Нельзя сказать, чтобы восприятие мира с точки зрения радикального духа так уж подходило бы искусству. Личные впечатления и переживания пропитываются в этом случае постоянной яростью против всех тех явлений, какие предлагает глазу, к примеру, во время путешествия человеческая государственная или общественная жизнь. «Дух» видит церкви — фабрики — пролетариев — военных — полицейских — проституток — мощь техники и индустрии, тысячи форм жизни, выросших из человеческого мира. Все это — тупо, грубо, пошло и противно духу, то есть целомудренному Ничто. «Духовный» человек вообще никогда не выходит из состояния раздражения, тихой ярости и внутренних противоречий, ненависти и протеста. Что общего имеет такое настроение жизни, непрерывное отрицание всего и вся во имя пристойного Ничто, с искусством, об этом придется спрашивать у тех, кто путает художника с интеллектуалом; я на этот вопрос ответить не могу. Искусство, навеки присвоившее себе политико — критический взгляд; искусство, разучившееся смотреть на мир по — детски, непосредственно, религиозно; искусство, переставшее видеть в вещи существо, прекрасно чувствующее себя в Божьем своем, естественном состоянии; искусство, не позволяющее вещи радостно взглянуть на себя со стороны и вновь вернуться к себе же: нет, я не верю в то, что такое искусство сможет хоть как‑то справиться со своими специфическими задачами.
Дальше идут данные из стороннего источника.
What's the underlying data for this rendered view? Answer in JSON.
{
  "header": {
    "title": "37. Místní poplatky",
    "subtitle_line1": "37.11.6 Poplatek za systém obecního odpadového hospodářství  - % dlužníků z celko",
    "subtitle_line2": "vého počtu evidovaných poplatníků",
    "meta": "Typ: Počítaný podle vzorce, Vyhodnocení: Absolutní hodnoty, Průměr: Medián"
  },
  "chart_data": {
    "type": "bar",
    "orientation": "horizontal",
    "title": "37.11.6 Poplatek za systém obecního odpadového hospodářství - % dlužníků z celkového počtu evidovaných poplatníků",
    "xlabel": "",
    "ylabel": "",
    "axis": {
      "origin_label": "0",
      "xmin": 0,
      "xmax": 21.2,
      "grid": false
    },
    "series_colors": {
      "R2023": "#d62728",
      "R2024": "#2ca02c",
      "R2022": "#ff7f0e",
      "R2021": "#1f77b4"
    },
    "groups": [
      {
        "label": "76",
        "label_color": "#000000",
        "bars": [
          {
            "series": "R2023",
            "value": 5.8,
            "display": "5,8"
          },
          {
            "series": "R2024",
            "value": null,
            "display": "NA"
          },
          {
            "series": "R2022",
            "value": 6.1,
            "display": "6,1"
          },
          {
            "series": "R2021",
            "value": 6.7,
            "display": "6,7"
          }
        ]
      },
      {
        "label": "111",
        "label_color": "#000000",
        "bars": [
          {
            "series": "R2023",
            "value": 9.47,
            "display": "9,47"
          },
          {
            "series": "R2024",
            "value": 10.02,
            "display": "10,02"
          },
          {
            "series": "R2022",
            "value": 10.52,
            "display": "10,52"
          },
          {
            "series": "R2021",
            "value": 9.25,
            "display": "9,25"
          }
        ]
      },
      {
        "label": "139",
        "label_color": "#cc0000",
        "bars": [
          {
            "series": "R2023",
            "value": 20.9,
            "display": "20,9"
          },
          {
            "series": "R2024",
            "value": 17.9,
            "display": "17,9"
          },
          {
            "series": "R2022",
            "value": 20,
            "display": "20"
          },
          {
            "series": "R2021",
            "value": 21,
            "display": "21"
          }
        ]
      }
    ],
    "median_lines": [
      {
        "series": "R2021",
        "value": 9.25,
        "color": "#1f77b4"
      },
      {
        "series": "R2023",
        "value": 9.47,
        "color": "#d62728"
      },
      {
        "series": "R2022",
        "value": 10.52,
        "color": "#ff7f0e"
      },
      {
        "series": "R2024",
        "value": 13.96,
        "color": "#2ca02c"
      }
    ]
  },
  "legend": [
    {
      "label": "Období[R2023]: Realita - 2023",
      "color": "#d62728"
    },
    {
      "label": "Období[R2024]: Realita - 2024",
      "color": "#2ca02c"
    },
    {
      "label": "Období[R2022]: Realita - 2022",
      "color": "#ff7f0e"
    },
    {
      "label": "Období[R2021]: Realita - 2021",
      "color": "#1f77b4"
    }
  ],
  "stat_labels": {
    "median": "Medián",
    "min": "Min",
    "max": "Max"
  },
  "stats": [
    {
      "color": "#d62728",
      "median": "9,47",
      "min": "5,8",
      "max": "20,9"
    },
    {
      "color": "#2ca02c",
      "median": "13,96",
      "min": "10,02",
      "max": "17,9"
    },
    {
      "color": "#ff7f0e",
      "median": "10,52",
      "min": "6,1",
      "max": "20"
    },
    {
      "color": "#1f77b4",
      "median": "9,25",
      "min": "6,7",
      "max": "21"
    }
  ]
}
Но если искусство не может не быть ироничным, то, стало быть, оно — иронично? Совершенно очевидно, что срединное, посредническое положение искусства между духом и жизнью превращает иронию в нечто ему глубоко родственное. И если я и не говорю, что искусство всегда должно быть ироничным, то все‑таки называю иронию, в отличие от радикализма, художественным элементом; поскольку дух иронии — консервативный и эротичный, тогда как дух радикализма — нигилистичен и самодостаточен.

Однако ирония — всегда ирония, она обоюдоостра; она направлена как против жизни, так и против духа. Это придает величие ее жесту, это наделяет ее меланхолией и скромностью. Искусство тоже меланхолично и скромно, в той же степени, в какой оно — иронично, или скажем точнее: таков человек искусства. Ибо область нравственного — это область личностного, личного. Стало быть, насколько художник ироничен, настолько же скромен и меланхоличен; «страсть», великие жесты, великие слова не даются ему, духовно ему нипочем не достичь спокойного достоинства. В этом ему мешают проблемы его срединного положения, его смешанная природа, состоящая из чувственности и духа; коротко говоря, в этом ему мешают «две души в одном сердце». Жизнь художника ни в каком случае не достойная жизнь, путь к красоте вовсе не путь к достоинству. Ведь именно красота и духовна, и чувственна («только одной красоте выпало на долю быть наиболее зримой и привлекательной», — говорит Платон), так что она‑то и становится дорогой художника к духу. Но если бы кто‑то смог достичь мудрости и человеческого достоинства на той дороге, что ведет к духовному через чувственное, о! Вот этот‑то вариант я сделал весьма проблематичным, весьма сомнительным в одном своем рассказе, в нем я попытался изобразить художника, «обладающего достоинством», но все одно оставшегося безалаберным распустехой и авантюристом духа; мастерство его стиля — ложь и фиглярство, уважаемое положение — шутовство, «доверие масс» — смехотворно, а воспитание искусством народа и молодежи — рискованное, если не вовсе запретное занятие.